ELMONT, N.Y. — Imagine the protagonist in another sport during the final minutes before the biggest moment that sport has to offer just hanging out chatting with a group of reporters about whatever came to his mind. That was stream of consciousness from Bob Baffert about 6 p.m. Saturday next to the Belmont Park holding barn where the horse that would soon become the 13th Triple Crown winner was being walked around in circles.

It was a scene identical to three years before. Only it was American Pharoah then, Justify this time. The trainer and the result stayed the same. Even the race, to the lead, never challenged, looked eerily similar.

Horse racing stories are like no other stories. It is glory and heartbreak, with the glory fleeting, the heartbreak always lurking around the next bend. So, on a perfect June afternoon and evening, with 90,327 turning the grand old track on the western tip of Long Island into a daylong party, it was impossible not to get caught up in a celebration/gambling orgy when nearly $138 million was bet on the 13 races and just about everybody got to see what they came for, Justify dominating the Belmont Stakes field and winning the Triple Crown.

"I'm like a basketball coach,'' Baffert said outside the barn. "One and done, two and done.''

Pharoah was two and done after racing in 2014 and 2015, culminating his career with a win in the Breeders' Cup Classic, becoming the first winner of racing's Grand Slam. Justify is likely to be one and done, his final career race probably in that same BC Classic, Nov. 3 back at Churchill Downs, where he won the Kentucky Derby on May 5.

For now, Justify was to be flown back Monday to Churchill Downs, where he will unwind for a week. The second unbeaten Triple Crown winner is tentatively scheduled to be flown next Sunday to his California base, where he will rest before being prepared for a late summer return to gear up for the Breeders' Cup.

Could that return be a trip to Parx for the Sept. 22 Pennsylvania Derby? Possible. Baffert won the race last year with West Coast and had a great time at the track in Bucks County. He also won the Pa. Derby in 2014 with Bayern. That the Pa. Derby is six weeks before the Breeders' Cup offers perfect timing.

The nature of the sport — where breeding money trumps racing money and superstars are retired quickly with the unlikely to be fulfilled hope that they will create more superstars — is why we will probably see Justify on the track only a few more times.

Regardless, the racing schedule and ending are for later. Meanwhile, the celebration rolls on.

Baffert won his second Triple Crown, but is less than a length from having four. And if a tactical mistake had not been made with Point Given in the 2001 Derby and War Emblem had not stumbled so badly at the start of the 2002 Belmont, the trainer could actually have six Triple Crowns.

Five wins in the Derby, seven in the Preakness and three in the Belmont will do just fine.
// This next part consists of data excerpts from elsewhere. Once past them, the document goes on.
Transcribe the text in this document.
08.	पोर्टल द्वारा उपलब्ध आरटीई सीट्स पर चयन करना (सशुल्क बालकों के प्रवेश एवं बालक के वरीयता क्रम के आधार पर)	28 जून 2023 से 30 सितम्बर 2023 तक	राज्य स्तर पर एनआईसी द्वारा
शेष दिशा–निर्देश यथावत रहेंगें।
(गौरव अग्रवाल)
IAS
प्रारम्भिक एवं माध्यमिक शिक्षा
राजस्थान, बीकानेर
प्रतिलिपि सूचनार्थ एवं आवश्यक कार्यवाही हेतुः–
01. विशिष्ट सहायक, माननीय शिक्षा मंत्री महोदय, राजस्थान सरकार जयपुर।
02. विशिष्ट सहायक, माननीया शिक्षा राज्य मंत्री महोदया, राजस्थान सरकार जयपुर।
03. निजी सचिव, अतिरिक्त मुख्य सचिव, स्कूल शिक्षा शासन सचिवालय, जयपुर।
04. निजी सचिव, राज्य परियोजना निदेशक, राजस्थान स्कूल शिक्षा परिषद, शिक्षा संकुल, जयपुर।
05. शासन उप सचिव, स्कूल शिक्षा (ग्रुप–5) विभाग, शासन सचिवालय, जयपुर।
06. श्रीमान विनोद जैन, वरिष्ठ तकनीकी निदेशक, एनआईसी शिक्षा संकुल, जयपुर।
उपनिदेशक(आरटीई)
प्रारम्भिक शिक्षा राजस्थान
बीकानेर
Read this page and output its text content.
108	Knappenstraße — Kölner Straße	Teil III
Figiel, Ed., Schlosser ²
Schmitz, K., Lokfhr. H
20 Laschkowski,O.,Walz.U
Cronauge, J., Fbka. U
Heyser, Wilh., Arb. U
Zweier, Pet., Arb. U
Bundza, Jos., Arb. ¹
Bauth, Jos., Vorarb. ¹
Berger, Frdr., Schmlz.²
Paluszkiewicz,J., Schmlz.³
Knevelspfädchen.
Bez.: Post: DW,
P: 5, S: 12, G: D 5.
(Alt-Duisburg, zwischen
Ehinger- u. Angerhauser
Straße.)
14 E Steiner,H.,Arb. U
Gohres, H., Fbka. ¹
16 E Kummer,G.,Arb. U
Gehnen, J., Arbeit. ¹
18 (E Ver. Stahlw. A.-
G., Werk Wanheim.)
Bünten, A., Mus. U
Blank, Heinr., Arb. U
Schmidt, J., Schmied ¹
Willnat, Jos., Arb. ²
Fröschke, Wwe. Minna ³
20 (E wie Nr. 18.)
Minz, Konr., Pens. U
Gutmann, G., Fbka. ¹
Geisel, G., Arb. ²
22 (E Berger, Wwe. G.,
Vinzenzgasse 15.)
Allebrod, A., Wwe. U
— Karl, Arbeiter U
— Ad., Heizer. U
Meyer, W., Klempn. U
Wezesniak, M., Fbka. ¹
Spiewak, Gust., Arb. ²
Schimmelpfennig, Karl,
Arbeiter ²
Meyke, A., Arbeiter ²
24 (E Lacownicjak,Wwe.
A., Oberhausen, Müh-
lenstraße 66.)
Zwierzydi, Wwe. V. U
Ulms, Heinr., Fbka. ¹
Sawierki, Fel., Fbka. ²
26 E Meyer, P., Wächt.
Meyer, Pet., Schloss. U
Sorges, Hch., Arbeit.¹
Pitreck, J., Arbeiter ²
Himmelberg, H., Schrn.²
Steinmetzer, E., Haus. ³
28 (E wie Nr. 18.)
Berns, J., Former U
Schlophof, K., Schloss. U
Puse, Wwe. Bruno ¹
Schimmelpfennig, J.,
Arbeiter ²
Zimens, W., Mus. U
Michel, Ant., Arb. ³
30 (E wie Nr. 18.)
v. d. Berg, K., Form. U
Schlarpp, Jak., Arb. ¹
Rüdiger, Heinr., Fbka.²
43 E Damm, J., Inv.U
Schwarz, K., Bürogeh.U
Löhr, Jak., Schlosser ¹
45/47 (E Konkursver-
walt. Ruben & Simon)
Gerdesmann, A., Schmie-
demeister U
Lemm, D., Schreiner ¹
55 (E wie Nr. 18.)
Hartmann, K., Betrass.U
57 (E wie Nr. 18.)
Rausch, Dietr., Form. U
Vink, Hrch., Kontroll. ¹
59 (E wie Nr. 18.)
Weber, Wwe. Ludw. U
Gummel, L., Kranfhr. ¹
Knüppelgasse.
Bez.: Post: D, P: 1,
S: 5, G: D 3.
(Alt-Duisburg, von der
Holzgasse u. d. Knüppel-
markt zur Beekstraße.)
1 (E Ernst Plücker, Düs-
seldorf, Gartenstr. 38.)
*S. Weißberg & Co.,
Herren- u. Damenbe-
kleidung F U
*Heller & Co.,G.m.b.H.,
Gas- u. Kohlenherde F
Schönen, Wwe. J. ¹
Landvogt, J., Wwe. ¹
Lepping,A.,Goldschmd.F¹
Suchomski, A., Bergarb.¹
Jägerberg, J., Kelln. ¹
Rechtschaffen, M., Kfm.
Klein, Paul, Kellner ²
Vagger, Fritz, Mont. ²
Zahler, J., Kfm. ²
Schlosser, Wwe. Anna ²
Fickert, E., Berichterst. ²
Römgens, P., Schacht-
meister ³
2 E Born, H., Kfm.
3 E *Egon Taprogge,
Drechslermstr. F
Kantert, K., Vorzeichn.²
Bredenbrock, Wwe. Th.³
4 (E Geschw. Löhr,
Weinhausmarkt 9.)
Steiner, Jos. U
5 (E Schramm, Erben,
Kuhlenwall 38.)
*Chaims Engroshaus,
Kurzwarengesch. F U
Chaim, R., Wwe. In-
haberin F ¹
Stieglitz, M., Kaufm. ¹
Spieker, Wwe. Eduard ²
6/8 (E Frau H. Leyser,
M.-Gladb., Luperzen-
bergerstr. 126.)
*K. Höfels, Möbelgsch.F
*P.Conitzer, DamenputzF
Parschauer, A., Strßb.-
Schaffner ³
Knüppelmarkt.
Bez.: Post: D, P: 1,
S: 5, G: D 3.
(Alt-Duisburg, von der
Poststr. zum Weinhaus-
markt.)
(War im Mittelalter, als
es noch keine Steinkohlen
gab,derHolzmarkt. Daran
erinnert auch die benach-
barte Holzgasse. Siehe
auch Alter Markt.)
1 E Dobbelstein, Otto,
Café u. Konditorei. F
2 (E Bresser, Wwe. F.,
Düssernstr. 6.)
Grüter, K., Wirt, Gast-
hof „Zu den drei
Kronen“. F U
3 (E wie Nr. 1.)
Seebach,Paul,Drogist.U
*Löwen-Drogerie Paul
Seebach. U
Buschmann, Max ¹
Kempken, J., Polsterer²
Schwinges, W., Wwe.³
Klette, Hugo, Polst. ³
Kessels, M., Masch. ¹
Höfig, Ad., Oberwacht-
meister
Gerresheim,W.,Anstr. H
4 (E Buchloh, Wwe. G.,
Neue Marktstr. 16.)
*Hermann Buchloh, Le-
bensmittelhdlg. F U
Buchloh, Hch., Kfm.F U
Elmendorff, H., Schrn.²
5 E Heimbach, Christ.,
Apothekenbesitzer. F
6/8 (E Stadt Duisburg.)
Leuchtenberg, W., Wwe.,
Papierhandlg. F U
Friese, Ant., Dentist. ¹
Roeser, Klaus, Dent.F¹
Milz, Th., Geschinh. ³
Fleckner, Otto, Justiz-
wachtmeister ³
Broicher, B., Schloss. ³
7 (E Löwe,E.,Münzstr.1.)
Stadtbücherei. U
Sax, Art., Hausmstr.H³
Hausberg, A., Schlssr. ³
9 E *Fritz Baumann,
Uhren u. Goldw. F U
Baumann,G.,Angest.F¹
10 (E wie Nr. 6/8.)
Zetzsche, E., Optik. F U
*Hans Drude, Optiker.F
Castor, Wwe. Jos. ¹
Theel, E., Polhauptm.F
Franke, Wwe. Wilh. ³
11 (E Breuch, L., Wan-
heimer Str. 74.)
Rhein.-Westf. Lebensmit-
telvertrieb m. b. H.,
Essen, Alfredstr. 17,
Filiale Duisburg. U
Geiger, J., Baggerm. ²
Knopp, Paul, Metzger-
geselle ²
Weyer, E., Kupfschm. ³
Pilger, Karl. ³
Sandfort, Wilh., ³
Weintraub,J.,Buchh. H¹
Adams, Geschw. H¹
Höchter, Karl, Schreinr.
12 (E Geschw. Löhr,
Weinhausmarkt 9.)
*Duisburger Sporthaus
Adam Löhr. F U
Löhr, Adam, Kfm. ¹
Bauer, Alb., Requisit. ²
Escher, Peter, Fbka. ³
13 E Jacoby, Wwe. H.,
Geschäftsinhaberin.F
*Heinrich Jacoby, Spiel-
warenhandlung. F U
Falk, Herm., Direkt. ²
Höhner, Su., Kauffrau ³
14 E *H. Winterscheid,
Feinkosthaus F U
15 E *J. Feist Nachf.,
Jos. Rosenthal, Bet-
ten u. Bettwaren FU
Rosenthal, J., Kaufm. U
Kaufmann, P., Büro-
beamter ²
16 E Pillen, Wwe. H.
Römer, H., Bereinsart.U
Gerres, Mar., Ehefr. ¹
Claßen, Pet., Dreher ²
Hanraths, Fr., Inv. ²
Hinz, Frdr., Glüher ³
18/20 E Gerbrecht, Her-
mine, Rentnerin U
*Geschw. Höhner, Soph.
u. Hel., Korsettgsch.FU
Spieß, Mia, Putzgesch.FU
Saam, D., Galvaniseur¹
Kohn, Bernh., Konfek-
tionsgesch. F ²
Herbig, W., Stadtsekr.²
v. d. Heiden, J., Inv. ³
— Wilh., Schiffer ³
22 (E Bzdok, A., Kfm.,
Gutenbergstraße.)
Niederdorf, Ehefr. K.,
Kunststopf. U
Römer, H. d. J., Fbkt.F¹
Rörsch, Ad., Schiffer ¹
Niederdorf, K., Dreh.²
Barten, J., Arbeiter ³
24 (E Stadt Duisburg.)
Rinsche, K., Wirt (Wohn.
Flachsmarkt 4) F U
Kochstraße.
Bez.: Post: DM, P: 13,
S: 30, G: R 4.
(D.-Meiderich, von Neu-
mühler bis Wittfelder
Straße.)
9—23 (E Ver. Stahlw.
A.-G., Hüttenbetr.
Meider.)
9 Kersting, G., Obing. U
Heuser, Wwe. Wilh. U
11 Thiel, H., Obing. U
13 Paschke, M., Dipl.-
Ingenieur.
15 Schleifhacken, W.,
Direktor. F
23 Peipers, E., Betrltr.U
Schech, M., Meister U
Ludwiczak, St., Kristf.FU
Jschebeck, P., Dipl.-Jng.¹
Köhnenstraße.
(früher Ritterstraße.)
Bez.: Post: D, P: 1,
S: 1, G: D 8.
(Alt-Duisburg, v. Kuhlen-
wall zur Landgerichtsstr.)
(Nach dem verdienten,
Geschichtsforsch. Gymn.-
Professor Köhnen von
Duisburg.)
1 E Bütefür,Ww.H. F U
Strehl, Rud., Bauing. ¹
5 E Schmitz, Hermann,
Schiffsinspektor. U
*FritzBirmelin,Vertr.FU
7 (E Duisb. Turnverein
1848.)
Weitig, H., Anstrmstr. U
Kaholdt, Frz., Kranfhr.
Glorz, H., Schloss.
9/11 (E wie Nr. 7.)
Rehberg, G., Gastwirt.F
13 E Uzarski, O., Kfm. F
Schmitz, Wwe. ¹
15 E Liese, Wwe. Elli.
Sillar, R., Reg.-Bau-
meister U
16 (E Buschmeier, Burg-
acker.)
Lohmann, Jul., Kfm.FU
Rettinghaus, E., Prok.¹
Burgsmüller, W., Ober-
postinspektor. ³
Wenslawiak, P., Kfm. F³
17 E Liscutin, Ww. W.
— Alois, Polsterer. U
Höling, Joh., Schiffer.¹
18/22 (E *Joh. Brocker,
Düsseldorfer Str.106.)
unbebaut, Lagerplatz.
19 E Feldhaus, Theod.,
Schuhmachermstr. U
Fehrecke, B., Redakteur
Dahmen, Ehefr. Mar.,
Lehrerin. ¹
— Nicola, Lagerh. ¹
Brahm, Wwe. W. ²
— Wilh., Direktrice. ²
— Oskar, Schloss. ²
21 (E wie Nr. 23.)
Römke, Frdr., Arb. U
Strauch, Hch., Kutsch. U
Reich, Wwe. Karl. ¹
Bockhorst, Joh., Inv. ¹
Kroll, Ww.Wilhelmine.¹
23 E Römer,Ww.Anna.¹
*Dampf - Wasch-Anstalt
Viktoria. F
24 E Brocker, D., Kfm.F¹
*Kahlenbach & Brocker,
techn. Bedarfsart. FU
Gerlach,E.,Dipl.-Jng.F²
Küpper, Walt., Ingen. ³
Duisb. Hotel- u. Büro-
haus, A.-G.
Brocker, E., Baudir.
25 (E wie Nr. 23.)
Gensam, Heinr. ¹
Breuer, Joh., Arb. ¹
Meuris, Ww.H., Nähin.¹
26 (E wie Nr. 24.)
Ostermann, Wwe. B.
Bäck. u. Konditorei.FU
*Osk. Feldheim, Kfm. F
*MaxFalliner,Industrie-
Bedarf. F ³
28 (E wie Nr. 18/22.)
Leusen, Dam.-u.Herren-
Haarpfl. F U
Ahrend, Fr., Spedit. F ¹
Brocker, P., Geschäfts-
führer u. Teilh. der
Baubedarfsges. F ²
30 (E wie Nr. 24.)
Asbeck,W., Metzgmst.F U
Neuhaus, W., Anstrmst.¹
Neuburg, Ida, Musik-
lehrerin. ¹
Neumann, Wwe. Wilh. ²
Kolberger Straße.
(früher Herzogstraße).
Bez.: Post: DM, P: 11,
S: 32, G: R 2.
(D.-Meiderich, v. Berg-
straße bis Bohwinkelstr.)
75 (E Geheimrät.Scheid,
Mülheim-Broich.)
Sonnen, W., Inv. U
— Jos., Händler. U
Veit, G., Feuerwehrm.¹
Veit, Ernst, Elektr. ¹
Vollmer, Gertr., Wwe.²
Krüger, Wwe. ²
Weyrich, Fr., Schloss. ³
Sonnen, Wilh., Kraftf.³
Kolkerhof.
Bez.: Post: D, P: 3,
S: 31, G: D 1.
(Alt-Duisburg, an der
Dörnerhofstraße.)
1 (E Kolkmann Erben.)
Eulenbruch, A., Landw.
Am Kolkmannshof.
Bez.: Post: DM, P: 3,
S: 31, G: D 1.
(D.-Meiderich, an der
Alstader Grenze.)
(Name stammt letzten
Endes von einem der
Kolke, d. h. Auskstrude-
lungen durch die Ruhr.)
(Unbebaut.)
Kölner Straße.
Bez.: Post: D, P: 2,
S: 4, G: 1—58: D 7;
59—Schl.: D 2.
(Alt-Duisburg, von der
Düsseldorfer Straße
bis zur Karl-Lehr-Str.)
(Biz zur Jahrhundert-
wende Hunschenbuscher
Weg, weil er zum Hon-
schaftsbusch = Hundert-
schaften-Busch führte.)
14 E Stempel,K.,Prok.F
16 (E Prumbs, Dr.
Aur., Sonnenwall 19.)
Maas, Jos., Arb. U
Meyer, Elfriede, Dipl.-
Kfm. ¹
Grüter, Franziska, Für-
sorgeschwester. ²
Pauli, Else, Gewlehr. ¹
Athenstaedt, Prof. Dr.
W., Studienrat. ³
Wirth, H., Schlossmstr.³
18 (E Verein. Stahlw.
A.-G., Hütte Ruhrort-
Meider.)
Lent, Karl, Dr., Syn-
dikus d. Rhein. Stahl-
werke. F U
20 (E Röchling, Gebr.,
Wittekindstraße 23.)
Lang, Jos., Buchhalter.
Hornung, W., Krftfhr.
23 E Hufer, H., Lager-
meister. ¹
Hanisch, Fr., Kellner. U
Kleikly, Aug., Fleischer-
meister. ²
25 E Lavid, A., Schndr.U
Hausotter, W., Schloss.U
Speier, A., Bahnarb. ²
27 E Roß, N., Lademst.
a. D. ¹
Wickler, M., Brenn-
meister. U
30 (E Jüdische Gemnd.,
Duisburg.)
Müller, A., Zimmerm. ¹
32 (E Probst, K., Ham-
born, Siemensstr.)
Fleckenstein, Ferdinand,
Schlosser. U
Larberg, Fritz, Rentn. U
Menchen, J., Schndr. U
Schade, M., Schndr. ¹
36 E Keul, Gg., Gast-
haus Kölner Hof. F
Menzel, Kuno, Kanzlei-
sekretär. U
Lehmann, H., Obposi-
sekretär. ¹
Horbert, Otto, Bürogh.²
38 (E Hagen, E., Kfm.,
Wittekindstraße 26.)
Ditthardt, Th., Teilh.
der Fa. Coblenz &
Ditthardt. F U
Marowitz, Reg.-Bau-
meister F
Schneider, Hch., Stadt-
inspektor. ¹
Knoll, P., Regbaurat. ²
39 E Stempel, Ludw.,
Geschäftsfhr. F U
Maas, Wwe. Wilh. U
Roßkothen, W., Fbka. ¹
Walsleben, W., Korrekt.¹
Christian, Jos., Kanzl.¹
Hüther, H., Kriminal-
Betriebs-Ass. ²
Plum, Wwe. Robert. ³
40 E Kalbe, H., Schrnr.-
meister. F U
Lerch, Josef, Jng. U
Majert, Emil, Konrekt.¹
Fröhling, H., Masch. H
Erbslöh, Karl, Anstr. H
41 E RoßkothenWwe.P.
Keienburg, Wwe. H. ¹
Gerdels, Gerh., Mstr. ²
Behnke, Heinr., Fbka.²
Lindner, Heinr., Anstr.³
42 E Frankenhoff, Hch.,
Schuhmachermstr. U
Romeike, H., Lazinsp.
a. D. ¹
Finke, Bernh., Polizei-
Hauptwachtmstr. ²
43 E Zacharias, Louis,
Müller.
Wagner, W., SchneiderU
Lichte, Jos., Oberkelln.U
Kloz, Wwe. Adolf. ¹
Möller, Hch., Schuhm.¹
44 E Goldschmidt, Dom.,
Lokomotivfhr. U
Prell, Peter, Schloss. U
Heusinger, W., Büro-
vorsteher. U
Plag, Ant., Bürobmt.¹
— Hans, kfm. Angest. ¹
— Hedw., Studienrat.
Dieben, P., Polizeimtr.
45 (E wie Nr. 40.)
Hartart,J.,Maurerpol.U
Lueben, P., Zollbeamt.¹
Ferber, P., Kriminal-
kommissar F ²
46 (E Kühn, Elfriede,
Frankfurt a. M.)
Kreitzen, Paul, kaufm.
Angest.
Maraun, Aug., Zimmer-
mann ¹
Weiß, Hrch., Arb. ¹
Seattle Slew (1977) is the other unbeaten Triple Crown winner and his performances are remarkably similar to Justify's. Both horses overwhelmed the competition with their speed. Seattle Slew was 9-for-9 when he won the Triple Crown, Justify 6-for-6. Slew raced three times as a 2-year-old. Justify was 111 days from his first race until winning the Belmont. Slew was only 94 days from his first race as a 3-year-old until his Belmont win.

Slew was flamboyant when he ran, a lightning bolt, really, always in a rush to the front. Justify can go really fast or just fast enough. His jockey, Mike Smith, had the perfect description of Justify.

"He listens to you,'' Smith said. "Every time I want him to just take a breather, I just put my hands back down and he'd settle right back down and if I squeeze him a little, he'll jump right back again.''

When Smith squeezed in the stretch Saturday, Justify bolted for the wire. There was no catching the horse that has now finished in front of 49 horses, some twice, Bravazo three times.

Maiden win, optional claimer, Santa Anita Derby, Kentucky Derby, Preakness, Belmont. Perfect.

"I'll never forget, I've never had a horse when I unloaded him the other day, when those horses in that barn went nuts when they saw him.'' Baffert said. "I've never seen anything like that. They just knew his presence.''

That was Wednesday when Justify arrived at Barn 1. When he returned Saturday night after a one-lap stroll around Belmont Park, he arrived as a Triple Crown winner.